The question of dose
Even though drugs in this class are on the market for rheumatology indications, companies should make an effort to rethink the dosage that may be more appropriate to treat or prevent hyperinflammation triggered by COVID-19, UChicago’s Ratain said.
Ratain is a part of the group that conducted a phase II study of low-dose tocilizumab in hospitalized adult patients with COVID-19 who did not require mechanical ventilation. Pankti Reid, a rheumatologist and an assistant professor of medicine at UChicago, was the principal investigator on the study.

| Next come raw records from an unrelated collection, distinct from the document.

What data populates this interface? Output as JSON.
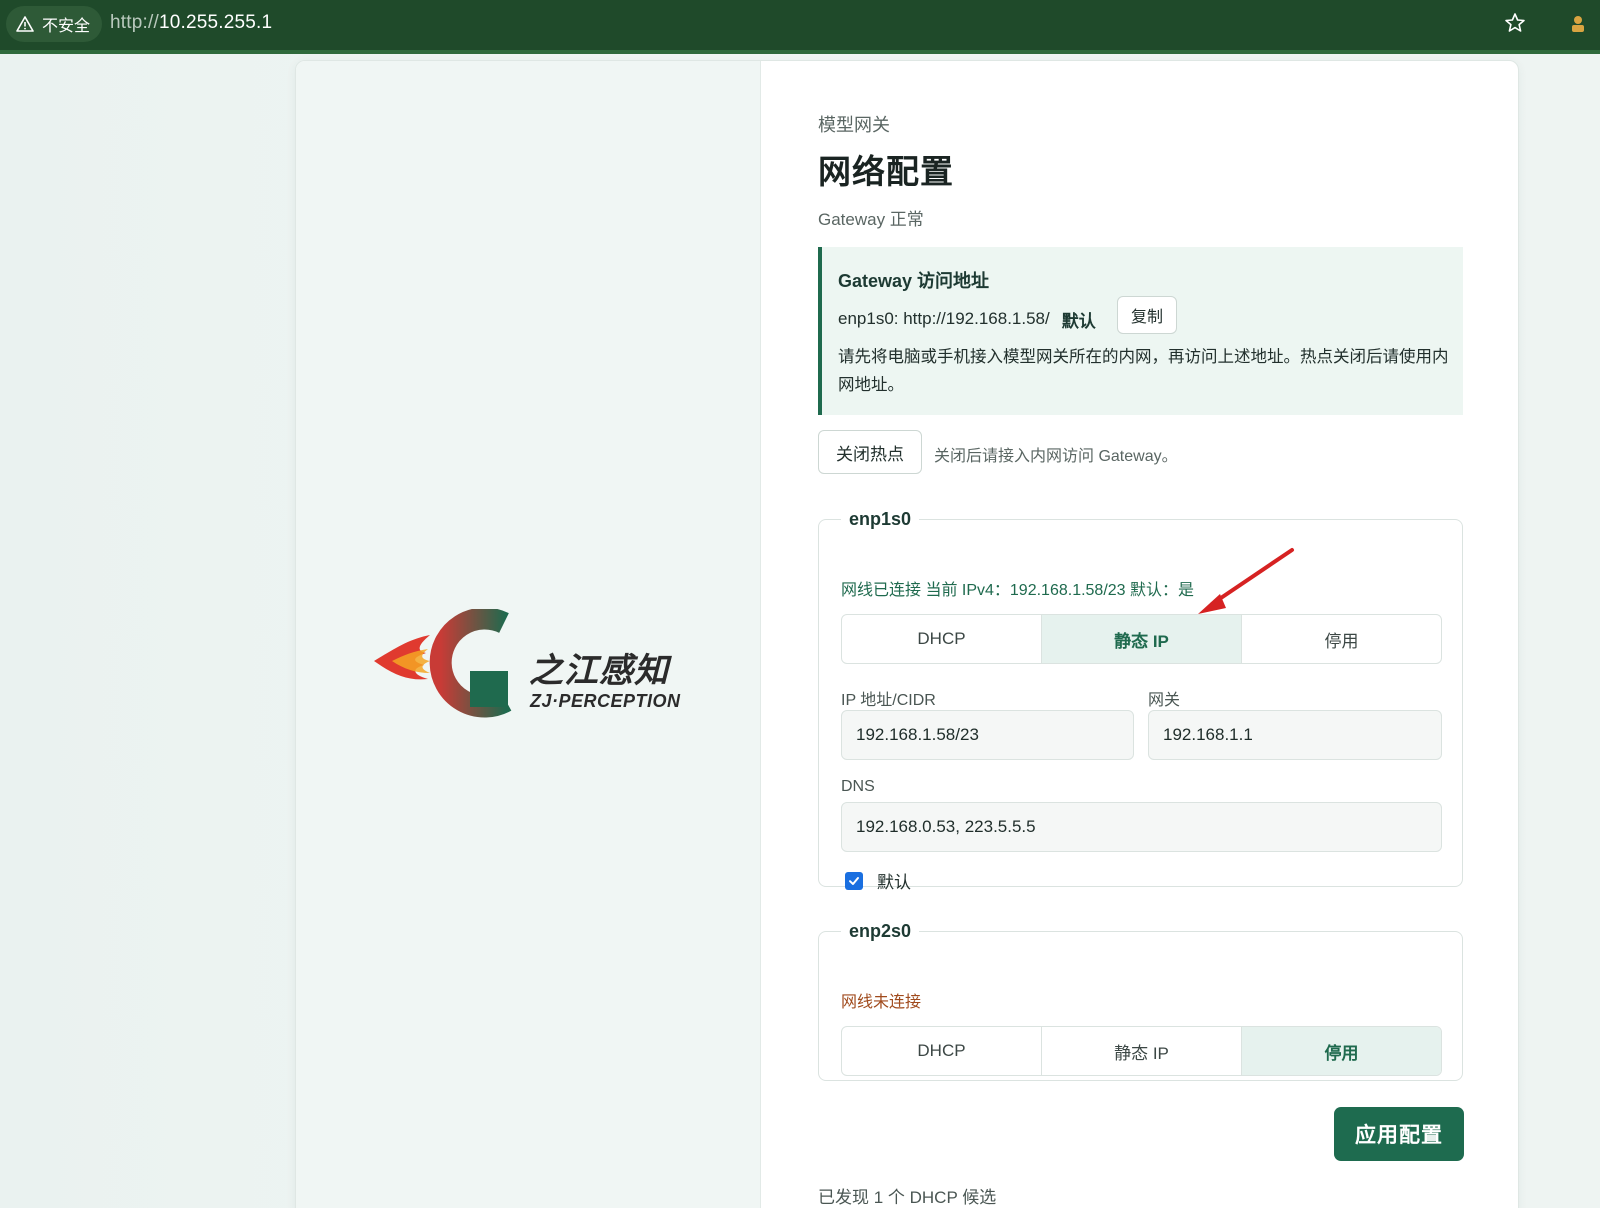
{
  "browser": {
    "security_label": "不安全",
    "url_scheme": "http://",
    "url_host": "10.255.255.1"
  },
  "brand": {
    "name_cn": "之江感知",
    "name_en": "ZJ·PERCEPTION"
  },
  "header": {
    "kicker": "模型网关",
    "title": "网络配置",
    "status": "Gateway 正常"
  },
  "access": {
    "title": "Gateway 访问地址",
    "address": "enp1s0: http://192.168.1.58/",
    "default_label": "默认",
    "copy_label": "复制",
    "note": "请先将电脑或手机接入模型网关所在的内网，再访问上述地址。热点关闭后请使用内网地址。"
  },
  "hotspot": {
    "button_label": "关闭热点",
    "note": "关闭后请接入内网访问 Gateway。"
  },
  "interfaces": [
    {
      "name": "enp1s0",
      "status": "网线已连接 当前 IPv4：192.168.1.58/23 默认：是",
      "status_color": "#1f6a4e",
      "modes": [
        "DHCP",
        "静态 IP",
        "停用"
      ],
      "active_mode": "静态 IP",
      "ip_label": "IP 地址/CIDR",
      "ip_value": "192.168.1.58/23",
      "gateway_label": "网关",
      "gateway_value": "192.168.1.1",
      "dns_label": "DNS",
      "dns_value": "192.168.0.53, 223.5.5.5",
      "default_checked": true,
      "default_label": "默认"
    },
    {
      "name": "enp2s0",
      "status": "网线未连接",
      "status_color": "#a04a1c",
      "modes": [
        "DHCP",
        "静态 IP",
        "停用"
      ],
      "active_mode": "停用"
    }
  ],
  "actions": {
    "apply_label": "应用配置"
  },
  "footer": {
    "dhcp_found": "已发现 1 个 DHCP 候选"
  },
  "colors": {
    "accent": "#1e6b4f",
    "browser_bar": "#1f4a2a",
    "annotation_arrow": "#d62222"
  }
}
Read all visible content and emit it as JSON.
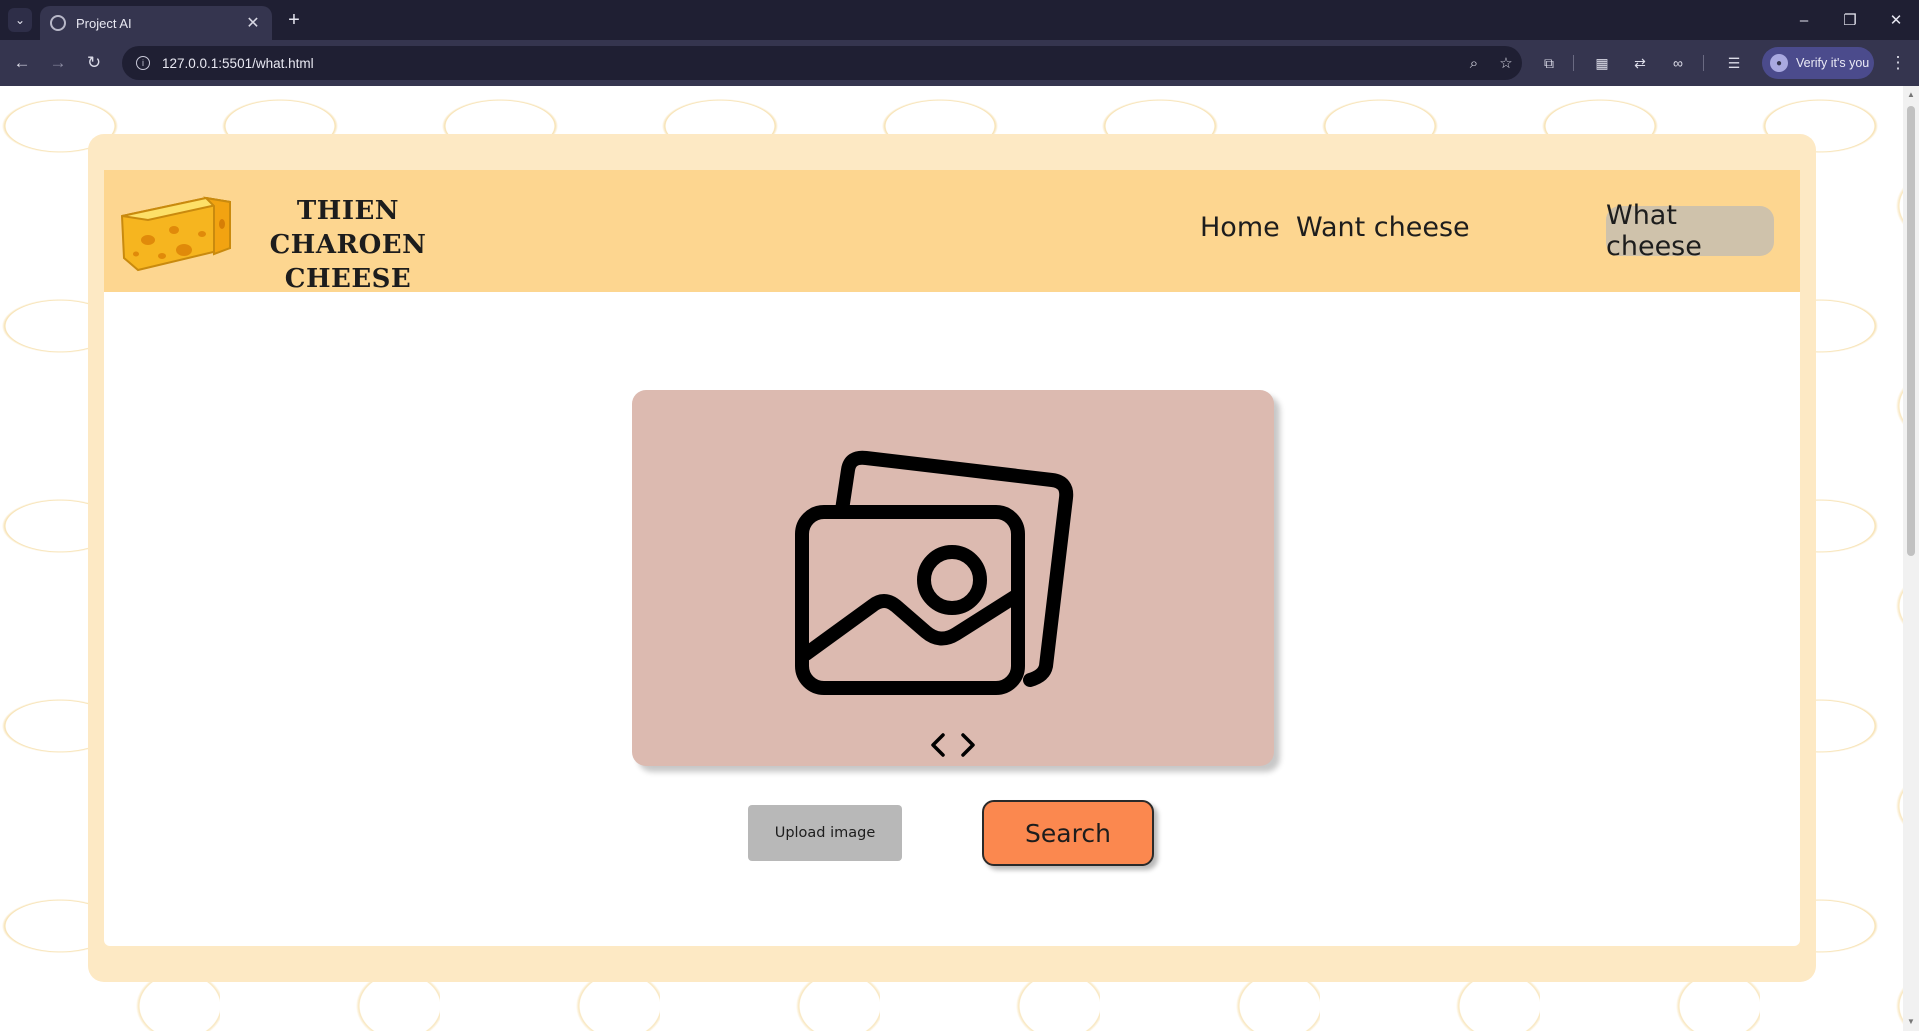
{
  "browser": {
    "tab_title": "Project AI",
    "url": "127.0.0.1:5501/what.html",
    "verify_label": "Verify it's you"
  },
  "site": {
    "brand_line1": "THIEN CHAROEN",
    "brand_line2": "CHEESE",
    "nav": {
      "home": "Home",
      "want": "Want cheese",
      "what": "What cheese"
    }
  },
  "main": {
    "upload_label": "Upload image",
    "search_label": "Search"
  },
  "colors": {
    "frame": "#fde9c4",
    "navbar": "#fdd690",
    "active_nav": "#cfc2ab",
    "preview_bg": "#dcbab0",
    "search_button": "#fb884f",
    "upload_button": "#b8b8b8"
  }
}
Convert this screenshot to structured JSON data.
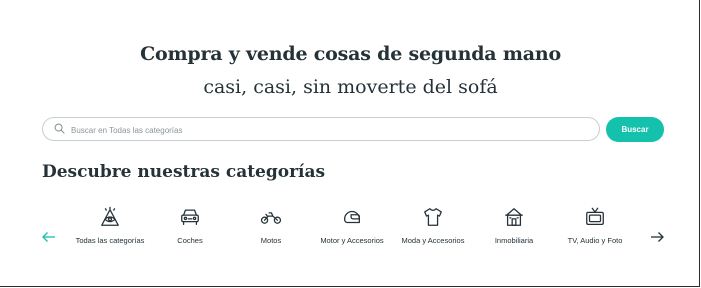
{
  "hero": {
    "title": "Compra y vende cosas de segunda mano",
    "subtitle": "casi, casi, sin moverte del sofá"
  },
  "search": {
    "placeholder": "Buscar en Todas las categorías",
    "value": "",
    "button_label": "Buscar",
    "button_color": "#13c1ac"
  },
  "categories_section": {
    "title": "Descubre nuestras categorías",
    "items": [
      {
        "label": "Todas las categorías",
        "icon": "all-categories-icon"
      },
      {
        "label": "Coches",
        "icon": "car-icon"
      },
      {
        "label": "Motos",
        "icon": "motorbike-icon"
      },
      {
        "label": "Motor y Accesorios",
        "icon": "helmet-icon"
      },
      {
        "label": "Moda y Accesorios",
        "icon": "tshirt-icon"
      },
      {
        "label": "Inmobiliaria",
        "icon": "house-icon"
      },
      {
        "label": "TV, Audio y Foto",
        "icon": "tv-icon"
      }
    ]
  }
}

“Results of this trial and its correlative biological studies provide rationale for a randomized, controlled trial of low-dose tocilizumab in COVID-19,” the authors state in the paper they have submitted for publication.
“Our data demonstrate that a dose of 40-200 mg has benefit in severe COVID-19, and that there is no evidence that 200 mg is superior to 40 mg,” Ratain said to The Cancer Letter. “This strongly suggests that the dose being studied by Roche (8 mg/kg, up to 800 mg) is up to 20-fold higher than is necessary. Furthermore, given the potential risk of secondary infections with prolonged IL-6 blockade, lower doses may have a superior therapeutic index in severe COVID-19, since the duration of IL-6 blockade will be shorter.”
A randomized trial of low-dose tocilizumab is ongoing, Ratain said.